The library is open 10 a.m.-3 p.m. weekdays. Membership is $50 per year, $25 for students. Visit cps-i.org/cpi_library.htm or call 513-961-8886.
Lloyd Library and Museum
The Lloyd Library, 917 Plum St., downtown, provides access to both historic and current books, journals and archival materials "on a wide variety of disciplines that fall under the subjects of natural history, botany, pharmacy and medicine." "Lloyd's resources are in fact an eclectic blend of a host of related sciences," its literature explains. "Despite the scientific focus, the collections have relevance to the humanities, such as visual arts and foreign languages through resources that feature botanical illustrations, original artworks and travel literature."
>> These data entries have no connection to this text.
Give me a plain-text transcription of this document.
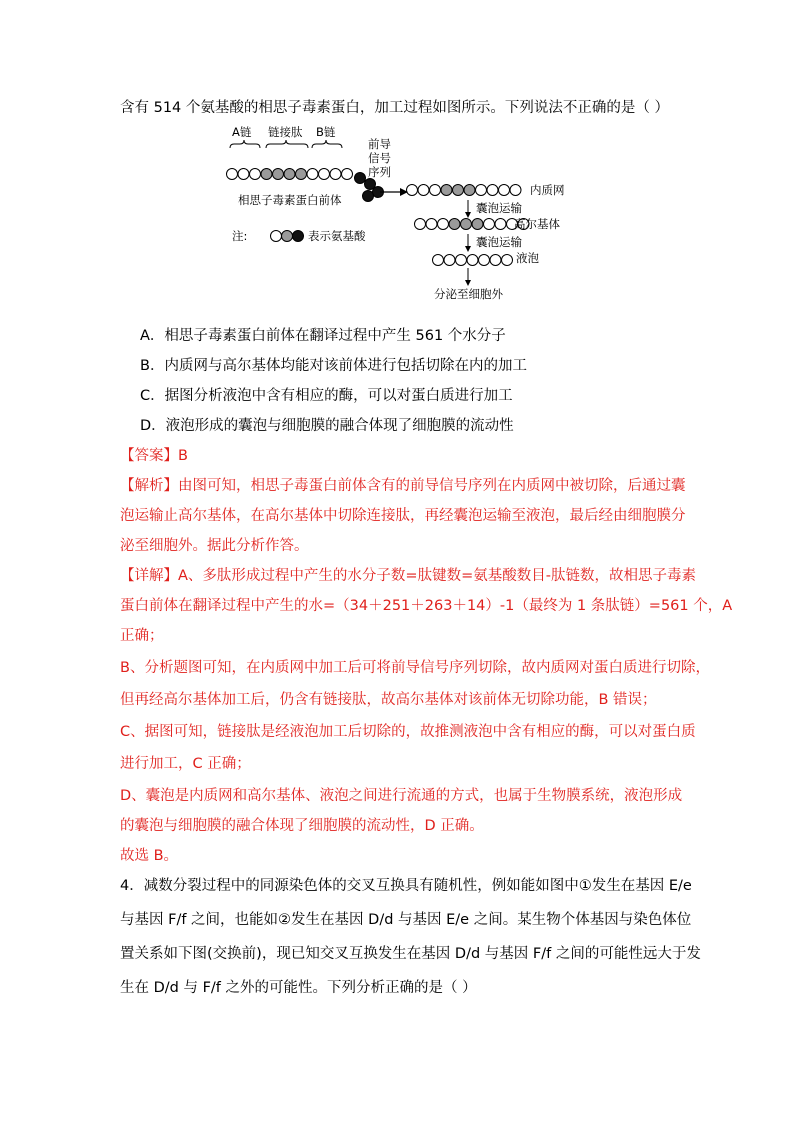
含有 514 个氨基酸的相思子毒素蛋白，加工过程如图所示。下列说法不正确的是（ ）
A链 链接肽 B链
前导
信号
序列
相思子毒素蛋白前体
注:	表示氨基酸
内质网
囊泡运输
高尔基体
囊泡运输
液泡
分泌至细胞外
A．相思子毒素蛋白前体在翻译过程中产生 561 个水分子
B．内质网与高尔基体均能对该前体进行包括切除在内的加工
C．据图分析液泡中含有相应的酶，可以对蛋白质进行加工
D．液泡形成的囊泡与细胞膜的融合体现了细胞膜的流动性
【答案】B
【解析】由图可知，相思子毒蛋白前体含有的前导信号序列在内质网中被切除，后通过囊
泡运输止高尔基体，在高尔基体中切除连接肽，再经囊泡运输至液泡，最后经由细胞膜分
泌至细胞外。据此分析作答。
【详解】A、多肽形成过程中产生的水分子数=肽键数=氨基酸数目-肽链数，故相思子毒素
蛋白前体在翻译过程中产生的水=（34＋251＋263＋14）-1（最终为 1 条肽链）=561 个，A
正确；
B、分析题图可知，在内质网中加工后可将前导信号序列切除，故内质网对蛋白质进行切除，
但再经高尔基体加工后，仍含有链接肽，故高尔基体对该前体无切除功能，B 错误；
C、据图可知，链接肽是经液泡加工后切除的，故推测液泡中含有相应的酶，可以对蛋白质
进行加工，C 正确；
D、囊泡是内质网和高尔基体、液泡之间进行流通的方式，也属于生物膜系统，液泡形成
的囊泡与细胞膜的融合体现了细胞膜的流动性，D 正确。
故选 B。
4．减数分裂过程中的同源染色体的交叉互换具有随机性，例如能如图中①发生在基因 E/e
与基因 F/f 之间，也能如②发生在基因 D/d 与基因 E/e 之间。某生物个体基因与染色体位
置关系如下图(交换前)，现已知交叉互换发生在基因 D/d 与基因 F/f 之间的可能性远大于发
生在 D/d 与 F/f 之外的可能性。下列分析正确的是（ ）
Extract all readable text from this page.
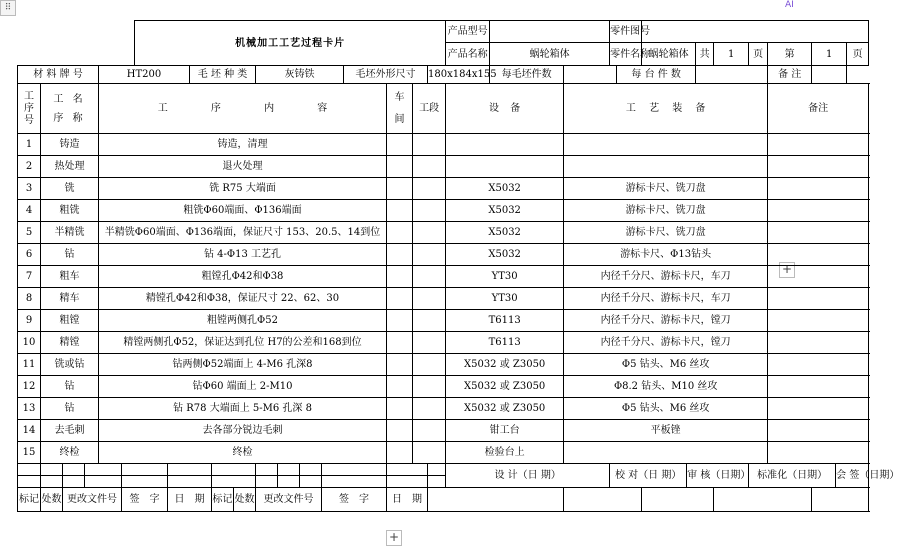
⠿	AI
+
+
						机械加工工艺过程卡片													产品型号			零件图号										
																			产品名称	蜗轮箱体		零件名称		蜗轮箱体		共	1	页	第	1		页
材 料 牌 号				HT200				毛 坯 种 类			灰铸铁				毛坯外形尺寸			180x184x155		每毛坯件数			每 台 件 数						备 注			
工序号	工 名
序 称			工 序 内 容												车间	工段		设 备		工 艺 装 备								备注			
1	铸造			铸造，清理																												
2	热处理			退火处理																												
3	铣			铣 R75 大端面															X5032		游标卡尺、铣刀盘											
4	粗铣			粗铣Φ60端面、Φ136端面															X5032		游标卡尺、铣刀盘											
5	半精铣			半精铣Φ60端面、Φ136端面，保证尺寸 153、20.5、14到位															X5032		游标卡尺、铣刀盘											
6	钻			钻 4-Φ13 工艺孔															X5032		游标卡尺、Φ13钻头											
7	粗车			粗镗孔Φ42和Φ38															YT30		内径千分尺、游标卡尺，车刀											
8	精车			精镗孔Φ42和Φ38，保证尺寸 22、62、30															YT30		内径千分尺、游标卡尺，车刀											
9	粗镗			粗镗两侧孔Φ52															T6113		内径千分尺、游标卡尺，镗刀											
10	精镗			精镗两侧孔Φ52，保证达到孔位 H7的公差和168到位															T6113		内径千分尺、游标卡尺，镗刀											
11	铣或钻			钻两侧Φ52端面上 4-M6 孔深8															X5032 或 Z3050		Φ5 钻头、M6 丝攻											
12	钻			钻Φ60 端面上 2-M10															X5032 或 Z3050		Φ8.2 钻头、M10 丝攻											
13	钻			钻 R78 大端面上 5-M6 孔深 8															X5032 或 Z3050		Φ5 钻头、M6 丝攻											
14	去毛刺			去各部分锐边毛刺															钳工台		平板锉											
15	终检			终检															检验台上													
																			设 计（日 期）			校 对（日 期）			审 核（日期）			标准化（日期）			会 签（日期）	

标记	处数	更改文件号			签　字		日　期		标记	处数	更改文件号			签　字		日　期																
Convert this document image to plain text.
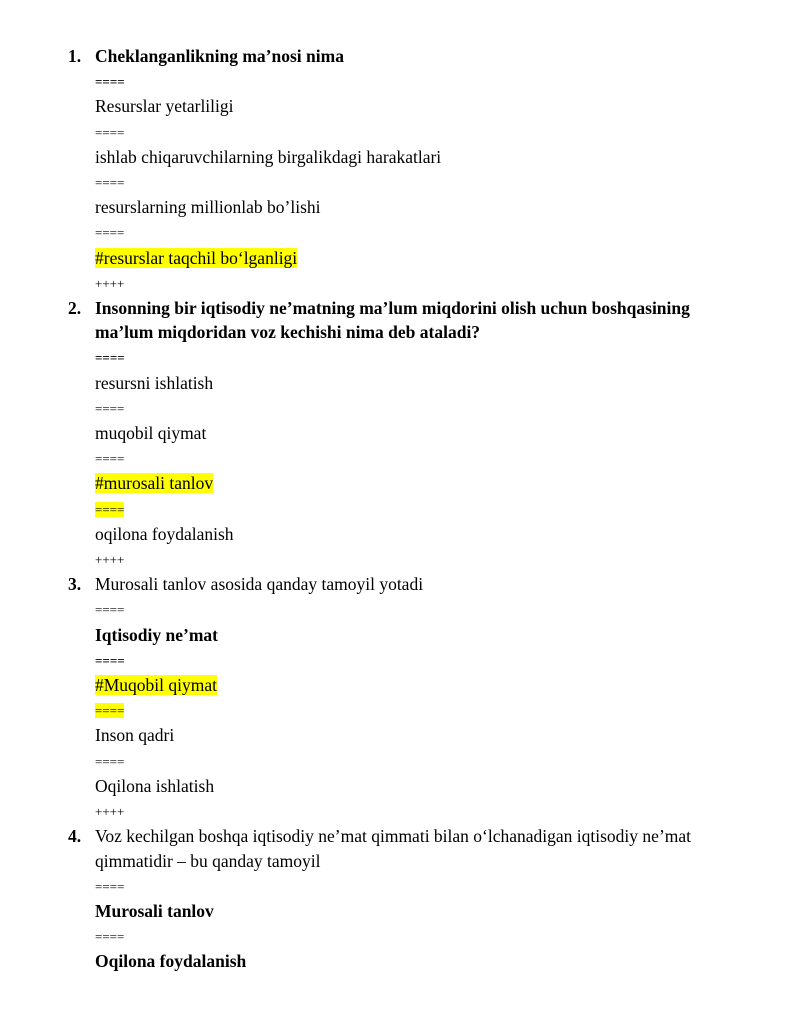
1. Cheklanganlikning ma’nosi nima
====
Resurslar yetarliligi
====
ishlab chiqaruvchilarning birgalikdagi harakatlari
====
resurslarning millionlab bo’lishi
====
#resurslar taqchil bo‘lganligi
++++
2. Insonning bir iqtisodiy ne’matning ma’lum miqdorini olish uchun boshqasining
ma’lum miqdoridan voz kechishi nima deb ataladi?
====
resursni ishlatish
====
muqobil qiymat
====
#murosali tanlov
====
oqilona foydalanish
++++
3. Murosali tanlov asosida qanday tamoyil yotadi
====
Iqtisodiy ne’mat
====
#Muqobil qiymat
====
Inson qadri
====
Oqilona ishlatish
++++
4. Voz kechilgan boshqa iqtisodiy ne’mat qimmati bilan o‘lchanadigan iqtisodiy ne’mat
qimmatidir – bu qanday tamoyil
====
Murosali tanlov
====
Oqilona foydalanish
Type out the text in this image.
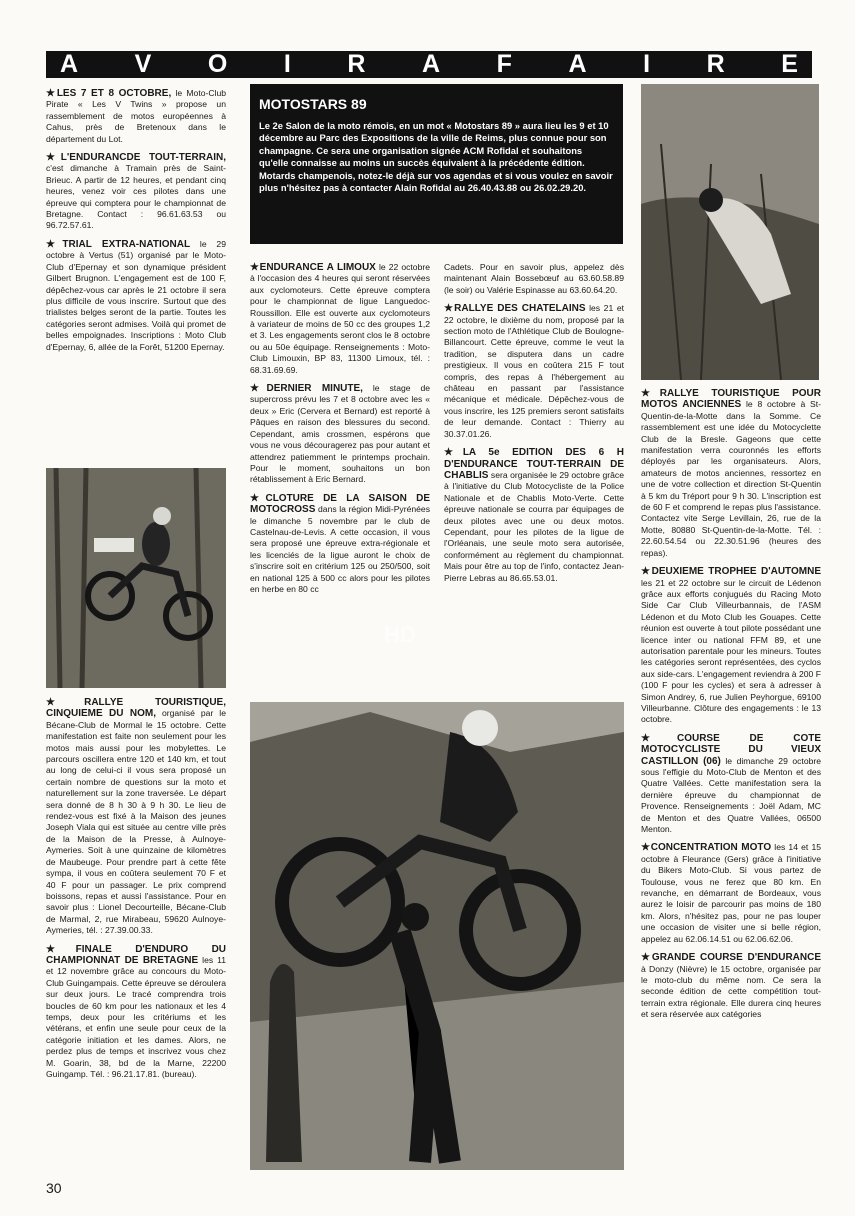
A V O I R A F A I R E

★LES 7 ET 8 OCTOBRE, le Moto-Club Pirate « Les V Twins » propose un rassemblement de motos européennes à Cahus, près de Bretenoux dans le département du Lot.

★L'ENDURANCDE TOUT-TERRAIN, c'est dimanche à Tramain près de Saint-Brieuc. A partir de 12 heures, et pendant cinq heures, venez voir ces pilotes dans une épreuve qui comptera pour le championnat de Bretagne. Contact : 96.61.63.53 ou 96.72.57.61.

★TRIAL EXTRA-NATIONAL le 29 octobre à Vertus (51) organisé par le Moto-Club d'Epernay et son dynamique président Gilbert Brugnon. L'engagement est de 100 F, dépêchez-vous car après le 21 octobre il sera plus difficile de vous inscrire. Surtout que des trialistes belges seront de la partie. Toutes les catégories seront admises. Voilà qui promet de belles empoignades. Inscriptions : Moto Club d'Epernay, 6, allée de la Forêt, 51200 Epernay.

★RALLYE TOURISTIQUE, CINQUIEME DU NOM, organisé par le Bécane-Club de Mormal le 15 octobre. Cette manifestation est faite non seulement pour les motos mais aussi pour les mobylettes. Le parcours oscillera entre 120 et 140 km, et tout au long de celui-ci il vous sera proposé un certain nombre de questions sur la moto et naturellement sur la zone traversée. Le départ sera donné de 8 h 30 à 9 h 30. Le lieu de rendez-vous est fixé à la Maison des jeunes Joseph Viala qui est située au centre ville près de la Maison de la Presse, à Aulnoye-Aymeries. Soit à une quinzaine de kilomètres de Maubeuge. Pour prendre part à cette fête sympa, il vous en coûtera seulement 70 F et 40 F pour un passager. Le prix comprend boissons, repas et aussi l'assistance. Pour en savoir plus : Lionel Decourteille, Bécane-Club de Marmal, 2, rue Mirabeau, 59620 Aulnoye-Aymeries, tél. : 27.39.00.33.

★FINALE D'ENDURO DU CHAMPIONNAT DE BRETAGNE les 11 et 12 novembre grâce au concours du Moto-Club Guingampais. Cette épreuve se déroulera sur deux jours. Le tracé comprendra trois boucles de 60 km pour les nationaux et les 4 temps, deux pour les critériums et les vétérans, et enfin une seule pour ceux de la catégorie initiation et les dames. Alors, ne perdez plus de temps et inscrivez vous chez M. Goarin, 38, bd de la Marne, 22200 Guingamp. Tél. : 96.21.17.81. (bureau).

MOTOSTARS 89

Le 2e Salon de la moto rémois, en un mot « Motostars 89 » aura lieu les 9 et 10 décembre au Parc des Expositions de la ville de Reims, plus connue pour son champagne. Ce sera une organisation signée ACM Rofidal et souhaitons qu'elle connaisse au moins un succès équivalent à la précédente édition. Motards champenois, notez-le déjà sur vos agendas et si vous voulez en savoir plus n'hésitez pas à contacter Alain Rofidal au 26.40.43.88 ou 26.02.29.20.

★ENDURANCE A LIMOUX le 22 octobre à l'occasion des 4 heures qui seront réservées aux cyclomoteurs. Cette épreuve comptera pour le championnat de ligue Languedoc-Roussillon. Elle est ouverte aux cyclomoteurs à variateur de moins de 50 cc des groupes 1,2 et 3. Les engagements seront clos le 8 octobre ou au 50e équipage. Renseignements : Moto-Club Limouxin, BP 83, 11300 Limoux, tél. : 68.31.69.69.

★DERNIER MINUTE, le stage de supercross prévu les 7 et 8 octobre avec les « deux » Eric (Cervera et Bernard) est reporté à Pâques en raison des blessures du second. Cependant, amis crossmen, espérons que vous ne vous découragerez pas pour autant et attendrez patiemment le printemps prochain. Pour le moment, souhaitons un bon rétablissement à Eric Bernard.

★CLOTURE DE LA SAISON DE MOTOCROSS dans la région Midi-Pyrénées le dimanche 5 novembre par le club de Castelnau-de-Levis. A cette occasion, il vous sera proposé une épreuve extra-régionale et les licenciés de la ligue auront le choix de s'inscrire soit en critérium 125 ou 250/500, soit en national 125 à 500 cc alors pour les pilotes en herbe en 80 cc

Cadets. Pour en savoir plus, appelez dès maintenant Alain Bossebœuf au 63.60.58.89 (le soir) ou Valérie Espinasse au 63.60.64.20.

★RALLYE DES CHATELAINS les 21 et 22 octobre, le dixième du nom, proposé par la section moto de l'Athlétique Club de Boulogne-Billancourt. Cette épreuve, comme le veut la tradition, se disputera dans un cadre prestigieux. Il vous en coûtera 215 F tout compris, des repas à l'hébergement au château en passant par l'assistance mécanique et médicale. Dépêchez-vous de vous inscrire, les 125 premiers seront satisfaits de leur demande. Contact : Thierry au 30.37.01.26.

★LA 5e EDITION DES 6 H D'ENDURANCE TOUT-TERRAIN DE CHABLIS sera organisée le 29 octobre grâce à l'initiative du Club Motocycliste de la Police Nationale et de Chablis Moto-Verte. Cette épreuve nationale se courra par équipages de deux pilotes avec une ou deux motos. Cependant, pour les pilotes de la ligue de l'Orléanais, une seule moto sera autorisée, conformément au règlement du championnat. Mais pour être au top de l'info, contactez Jean-Pierre Lebras au 86.65.53.01.

HD

★RALLYE TOURISTIQUE POUR MOTOS ANCIENNES le 8 octobre à St-Quentin-de-la-Motte dans la Somme. Ce rassemblement est une idée du Motocyclette Club de la Bresle. Gageons que cette manifestation verra couronnés les efforts déployés par les organisateurs. Alors, amateurs de motos anciennes, ressortez en une de votre collection et direction St-Quentin à 5 km du Tréport pour 9 h 30. L'inscription est de 60 F et comprend le repas plus l'assistance. Contactez vite Serge Levillain, 26, rue de la Motte, 80880 St-Quentin-de-la-Motte. Tél. : 22.60.54.54 ou 22.30.51.96 (heures des repas).

★DEUXIEME TROPHEE D'AUTOMNE les 21 et 22 octobre sur le circuit de Lédenon grâce aux efforts conjugués du Racing Moto Side Car Club Villeurbannais, de l'ASM Lédenon et du Moto Club les Gouapes. Cette réunion est ouverte à tout pilote possédant une licence inter ou national FFM 89, et une autorisation parentale pour les mineurs. Toutes les catégories seront représentées, des cyclos aux side-cars. L'engagement reviendra à 200 F (100 F pour les cycles) et sera à adresser à Simon Andrey, 6, rue Julien Peyhorgue, 69100 Villeurbanne. Clôture des engagements : le 13 octobre.

★COURSE DE COTE MOTOCYCLISTE DU VIEUX CASTILLON (06) le dimanche 29 octobre sous l'effigie du Moto-Club de Menton et des Quatre Vallées. Cette manifestation sera la dernière épreuve du championnat de Provence. Renseignements : Joël Adam, MC de Menton et des Quatre Vallées, 06500 Menton.

★CONCENTRATION MOTO les 14 et 15 octobre à Fleurance (Gers) grâce à l'initiative du Bikers Moto-Club. Si vous partez de Toulouse, vous ne ferez que 80 km. En revanche, en démarrant de Bordeaux, vous aurez le loisir de parcourir pas moins de 180 km. Alors, n'hésitez pas, pour ne pas louper une occasion de visiter une si belle région, appelez au 62.06.14.51 ou 62.06.62.06.

★GRANDE COURSE D'ENDURANCE à Donzy (Nièvre) le 15 octobre, organisée par le moto-club du même nom. Ce sera la seconde édition de cette compétition tout-terrain extra régionale. Elle durera cinq heures et sera réservée aux catégories

30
There are a few rules, though.
When handling archives, manuscripts, and photographs, patrons may only touch the edges of the paper. When handling rare books, white cotton gloves are provided. Briefcases, backpacks and other bags are subject to search prior to leaving.
The library is open 8:30 a.m.-4 p.m. weekdays. Visit www.lloydlibrary.org or call 513-721-3707.
Every Parent's Library
Promoted as "Parenting help before you need it," this video collection is all about helping people in the Tristate with parenting skills by providing support resources. The collection is still growing, but the goal is for approximately 100 videos and DVDs, reviewed and approved by a panel of parenting experts.
Some topics include healthy fetal growth; preparing for baby's arrival; breastfeeding; newborn colic, crying and spoiling; baby's need for stimulation; understanding postpartum depression; establishing good sleep patterns and attachment; toilet learning; and building self-esteem.
Some videos are identified as appropriate for teen or adult parents.
The library sends you a list of titles, then you talk with a volunteer to choose a videocassette or DVD. The video is sent to your home for a week. A volunteer will call to get feedback, reinforce the learning objectives and answer questions. This can also be done via mail. You mail the video back, using the envelope and postage provided.